In his motion to set aside the judgment in the adoption proceeding (filed within three months of the judgment of adoption) M. D. alleged a series of grounds for setting aside the decree. The court dismissed three of the four counts of that motion without hearing and dismissed the final count after M. D. had produced his evidence at the hearing. There was considerable evidence
Sec. 453.030
Sec. 453.060(3) provides that if service of summons cannot be made as prescribed by Sec. 506.150 (personal service) then it may be made by mail or publication as provided in Sec. 506.160. The provisions of Sec. 506.-160(3) require that if the plaintiff or a person for plaintiff allege in his verified petition or in an affidavit one of three specific grounds the court shall issue an order of publication. Those grounds are that the defendant is a nonresident, or that he has absconded or absented himself from his usual place of abode or that he has concealed himself. Rule 54.17 provides that the order of publication shall issue when the party desiring such service files a verified statement stating facts showing why service cannot be obtained under the rules dealing with personal and mail service.
“Constructive service by publication is in derogation of the common law.

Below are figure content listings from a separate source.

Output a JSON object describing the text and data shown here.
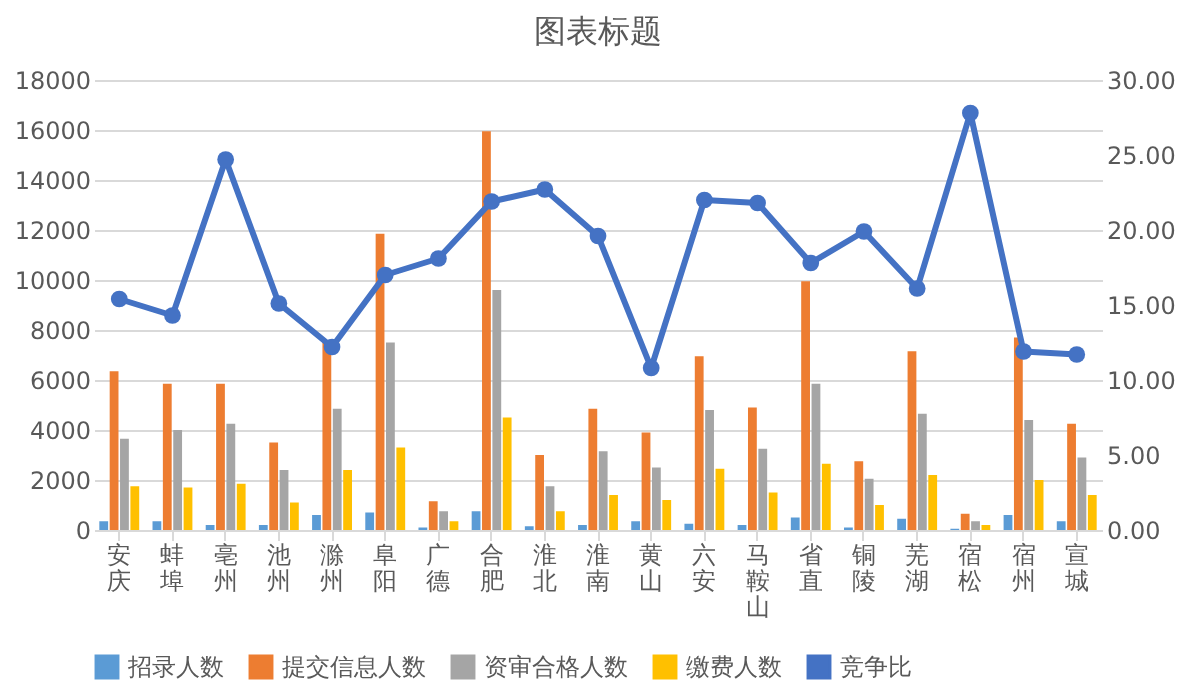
{
  "chart_data": {
    "type": "bar",
    "title": "图表标题",
    "categories": [
      "安庆",
      "蚌埠",
      "亳州",
      "池州",
      "滁州",
      "阜阳",
      "广德",
      "合肥",
      "淮北",
      "淮南",
      "黄山",
      "六安",
      "马鞍山",
      "省直",
      "铜陵",
      "芜湖",
      "宿松",
      "宿州",
      "宣城"
    ],
    "series": [
      {
        "name": "招录人数",
        "color": "#5b9bd5",
        "values": [
          350,
          350,
          200,
          200,
          600,
          700,
          100,
          750,
          150,
          200,
          350,
          250,
          200,
          500,
          100,
          450,
          50,
          600,
          350
        ]
      },
      {
        "name": "提交信息人数",
        "color": "#ed7d31",
        "values": [
          6350,
          5850,
          5850,
          3500,
          7600,
          11850,
          1150,
          15950,
          3000,
          4850,
          3900,
          6950,
          4900,
          9950,
          2750,
          7150,
          650,
          7700,
          4250
        ]
      },
      {
        "name": "资审合格人数",
        "color": "#a5a5a5",
        "values": [
          3650,
          4000,
          4250,
          2400,
          4850,
          7500,
          750,
          9600,
          1750,
          3150,
          2500,
          4800,
          3250,
          5850,
          2050,
          4650,
          350,
          4400,
          2900
        ]
      },
      {
        "name": "缴费人数",
        "color": "#ffc000",
        "values": [
          1750,
          1700,
          1850,
          1100,
          2400,
          3300,
          350,
          4500,
          750,
          1400,
          1200,
          2450,
          1500,
          2650,
          1000,
          2200,
          200,
          2000,
          1400
        ]
      },
      {
        "name": "竞争比",
        "color": "#4472c4",
        "type": "line",
        "axis": "y2",
        "marker": "circle",
        "values": [
          15.4,
          14.3,
          24.7,
          15.1,
          12.2,
          17.0,
          18.1,
          21.9,
          22.7,
          19.6,
          10.8,
          22.0,
          21.8,
          17.8,
          19.9,
          16.1,
          27.8,
          11.9,
          11.7
        ]
      }
    ],
    "ylim": [
      0,
      18000
    ],
    "yticks": [
      0,
      2000,
      4000,
      6000,
      8000,
      10000,
      12000,
      14000,
      16000,
      18000
    ],
    "y2lim": [
      0,
      30
    ],
    "y2ticks": [
      {
        "value": 0,
        "label": "0.00"
      },
      {
        "value": 5,
        "label": "5.00"
      },
      {
        "value": 10,
        "label": "10.00"
      },
      {
        "value": 15,
        "label": "15.00"
      },
      {
        "value": 20,
        "label": "20.00"
      },
      {
        "value": 25,
        "label": "25.00"
      },
      {
        "value": 30,
        "label": "30.00"
      }
    ],
    "grid": "y",
    "legend": "bottom"
  }
}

Authority for it arises solely from the statute creating it. To be effective, strict compliance with the statute is required.” Orrick v. Orrick, 241 Mo.App. 143, 233 S.W.2d 826 (1950), l.c. 828[2].
No reference to any ground for service by publication was contained in the petition for adoption. The affidavit for service by publication stated “that the defendant M. G. D. is the natural father of R. V. D. and G. M. D.; that a petition for adoption has been filed and service cannot be obtained by the normal process of law.” (Emphasis supplied). The affidavit further stated that defendant’s present address was “unknown.”

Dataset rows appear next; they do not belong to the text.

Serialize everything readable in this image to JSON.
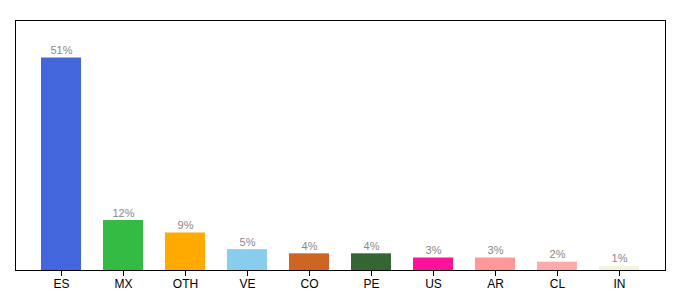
{
  "chart_data": {
    "type": "bar",
    "categories": [
      "ES",
      "MX",
      "OTH",
      "VE",
      "CO",
      "PE",
      "US",
      "AR",
      "CL",
      "IN"
    ],
    "values": [
      51,
      12,
      9,
      5,
      4,
      4,
      3,
      3,
      2,
      1
    ],
    "value_labels": [
      "51%",
      "12%",
      "9%",
      "5%",
      "4%",
      "4%",
      "3%",
      "3%",
      "2%",
      "1%"
    ],
    "colors": [
      "#4466dd",
      "#33bb44",
      "#ffaa00",
      "#88ccee",
      "#cc6622",
      "#336633",
      "#ff1199",
      "#ff9999",
      "#ffaaaa",
      "#f5f5dc"
    ],
    "ylim": [
      0,
      60
    ],
    "data_labels": true,
    "tick_labels": "x",
    "grid": false
  }
}
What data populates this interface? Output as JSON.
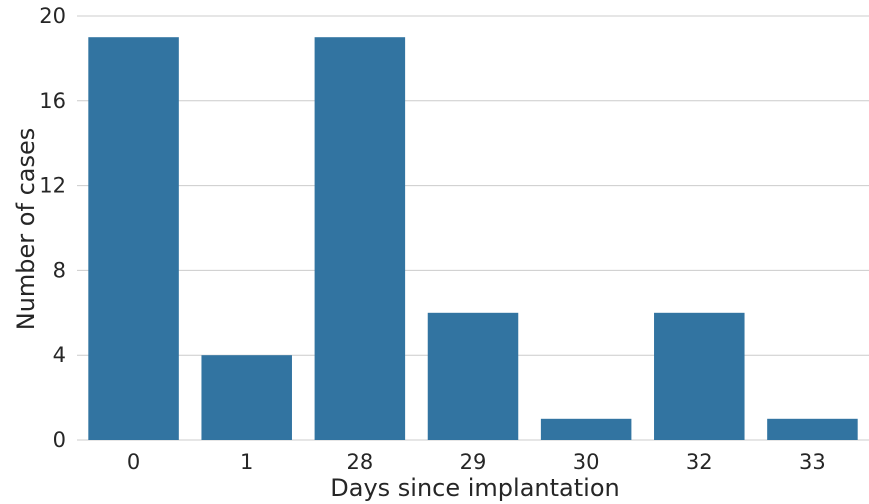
{
  "chart_data": {
    "type": "bar",
    "title": "",
    "xlabel": "Days since implantation",
    "ylabel": "Number of cases",
    "categories": [
      "0",
      "1",
      "28",
      "29",
      "30",
      "32",
      "33"
    ],
    "values": [
      19,
      4,
      19,
      6,
      1,
      6,
      1
    ],
    "ylim": [
      0,
      20
    ],
    "yticks": [
      0,
      4,
      8,
      12,
      16,
      20
    ],
    "grid": true,
    "bar_color": "#3274a1",
    "grid_color": "#cccccc"
  }
}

“We cannot read into the statute any authority for constructive service on the mere ground that the plaintiff does not know the present address of the defendant and has been unable to obtain it.”

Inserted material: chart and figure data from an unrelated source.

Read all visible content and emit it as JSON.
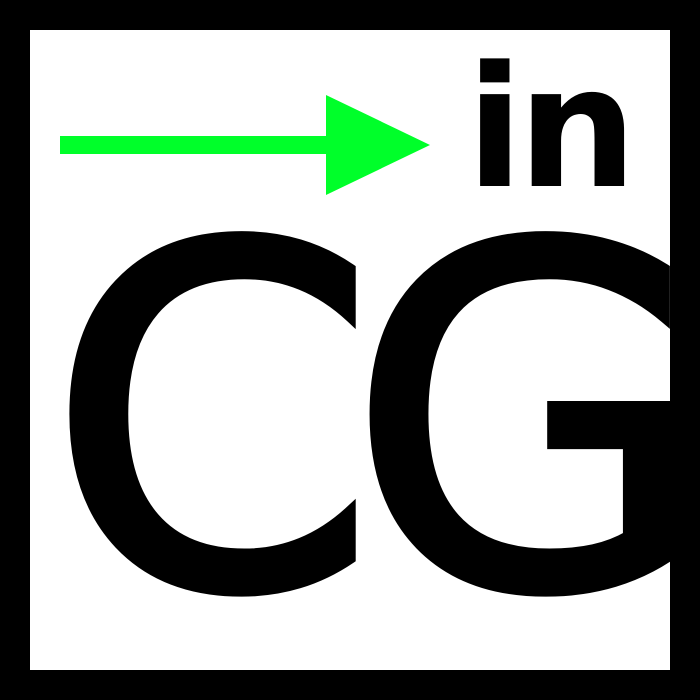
{
  "logo": {
    "top_word": "in",
    "main_word": "CG"
  },
  "icons": {
    "arrow": "right-arrow-icon"
  },
  "colors": {
    "border": "#000000",
    "background": "#ffffff",
    "text": "#000000",
    "arrow": "#00ff2a"
  }
}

Nor does the existence of a return by the Sheriff of St. Louis County that “After due and diligent search the within named defendant M. G. D. cannot be found in the County of St. Louis, Mo.” supply the deficiencies in the affidavit. Such a return does not establish that defendant is a nonresident of the state, or that he has absconded or absented himself from his place of abode or that he is concealing himself. Driscoll v. Konze, 296 S.W.2d 31 (Mo.1956). No explanation of what attempts to locate defendant were made by the Sheriff is contained in the return, and the affidavit makes no reference to the return. In fact the return contains no date as to when service was attempted.
The application for an order of publication was insufficient to authorize the order made; that order was therefore void and the decree of adoption in the absence of jurisdiction over defendant, was a nullity and void. Rochford v. Bailey, supra; Sigwerth v. Sigwerth, 299 S.W.2d 581 (Mo.App.1957).
The order of the trial court dismissing M. D.’s motion to set aside the adoption decree is reversed and the cause is remanded with instructions to set aside the decree of adoption.
. All statutory references are to RSMo 1978.